昭和を彩った「若大将シリーズ」の第6作目であり、岩内克己が監督を務める本作。加山自身が作曲した、代表曲の「君といつまでも」や「夜空の星」が挿入歌として使われていることでも知られているが、つい先日の紅白でラストステージを飾った加山の“スターぶり”が観られる作品だと、関根は熱く語る。
第9回『エレキの若大将』
僕は昔、小・中学生頃に『ゴジラ』が観たくて東宝に行っていたんですよ。そしたら併映が「若大将シリーズ」だった。クレイジーキャッツの映画が観たくて行っても、また併映が「若大将シリーズ」でした。人気があってね。ただ、小・中学生の頃の僕には、まだあのシリーズの良さがわからなかった。星由里子さんの綺麗さも、まだ色気づく前の中学生だったからわからなかったんですよね。だから、「早く終わらないかな〜」って観ていました。
ただ、自分がプロになって24、25歳くらいになった時に一度、その加山雄三さんの「若大将」ブームが起きまして。新宿とかでオールナイトで4本とか5本とか上映していたんですよ。一大ブームだったんですよ、その時に流行った理由が、よくわからないんですけどね。僕はそのオールナイトを観に行きました。その時は僕もお笑いをやっていましたから、作品の良さがわかるようになっていた。
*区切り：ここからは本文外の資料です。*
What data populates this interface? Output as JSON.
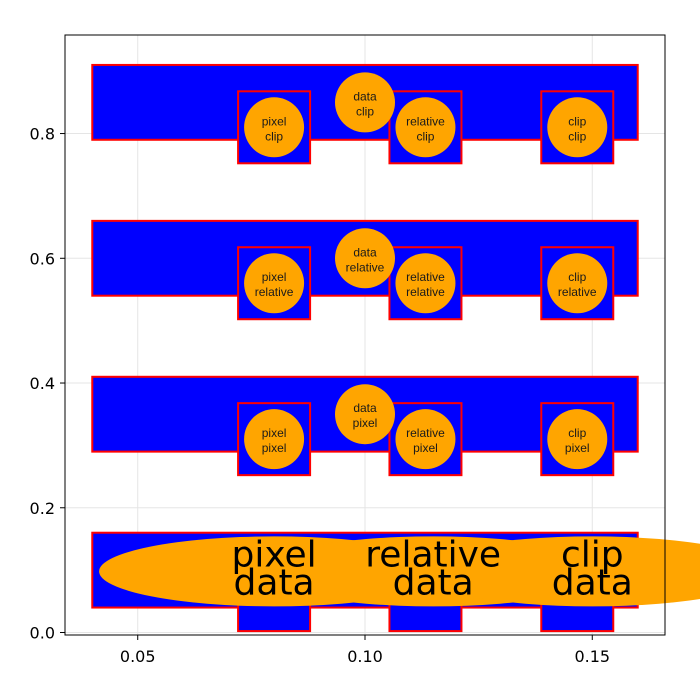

シリーズを通して、とにかく田中邦衛さんの面白さと、お父さん役の有島一郎さんの上手さ、おばあちゃん役の飯田蝶子さんと、これでもかというくらい脇を名優で固めている印象が強かったです。
映画自体は本当に明るくて、好都合で(笑)。ちょっとお金足りなくても、すぐに解決する。あの面白さは、今の日本の映画では作れないですね。クレイジー・キャッツの作品もあんな感じなんですよ。「無責任シリーズ」も、ああいう東宝の明るいタッチだし。あの時代だからこその、古き良きシリーズなんです。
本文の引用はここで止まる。